Finding: By comparing portions of the human genome with those of other mammals, researchers have discovered almost 300 previously unidentified human genes, and found extensions of several hundred genes already known.
Behind the discovery
The fundamental is the idea that as organisms evolve, sections of genetic code that do something useful for the organism change in different ways.
What is the human genome?
The complete sequence of the human genome was accomplished several years ago. That means that the 3 billion or so chemical units, called bases, that make up the order of the genetic code is known. What is not known is the identification of the exact location of all the short sections that code for proteins or perform regulatory or other functions.
The genes make proteins...the basic chemical component needed for building cells. More than 20,000 protein-coding genes have been identified. This finding is important because it shows there still could be many more genes that have been missed using current biological methods. These existing methods are very effective at finding genes that have a wide expression but may miss those that are expressed only in certain tissues or at early stages of embryonic development.
Using evolution for gene discovery
This method involves using evolution to identify these genes. Gene comparision follows evolution; it has been doing this experiment for millions of years. There are many similarities between genes of the two species. The differences can be identified. Using a computer is the microscope to observe the results.
Four different bases -- commonly referred to by the letters G, C, A and T -- make up DNA. Three bases in a row can code for an amino acid (the building blocks of proteins), and a string of these three-letter codes can be a gene, coding for a string of amino acids that a cell can make into a protein.
Siepel and colleagues set out to find genes that have been "conserved" -- that are fundamental to all life and that have stayed the same, or nearly so, over millions of years of evolution.

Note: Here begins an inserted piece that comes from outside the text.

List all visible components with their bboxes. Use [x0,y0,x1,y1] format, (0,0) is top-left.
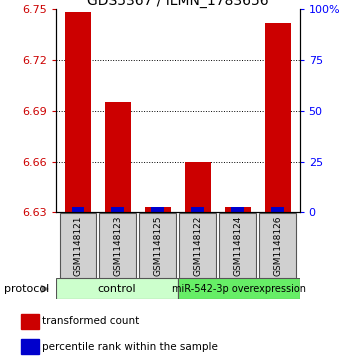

The researchers started with "alignments" discovered by other workers -- stretches up to several thousand bases long that are mostly alike across two or more species.
Over millions of years, individual bases can be swapped -- C to G, T to A, for example -- by damage or miscopying. Changes that alter the structure of a protein can kill the organism or send it down a dead-end evolutionary path. But conserved genes contain only minor changes that leave the protein able to do its job. The computer looked for regions with those sorts of changes by creating a mathematical model of how the gene might have changed, then looking for matches to this model.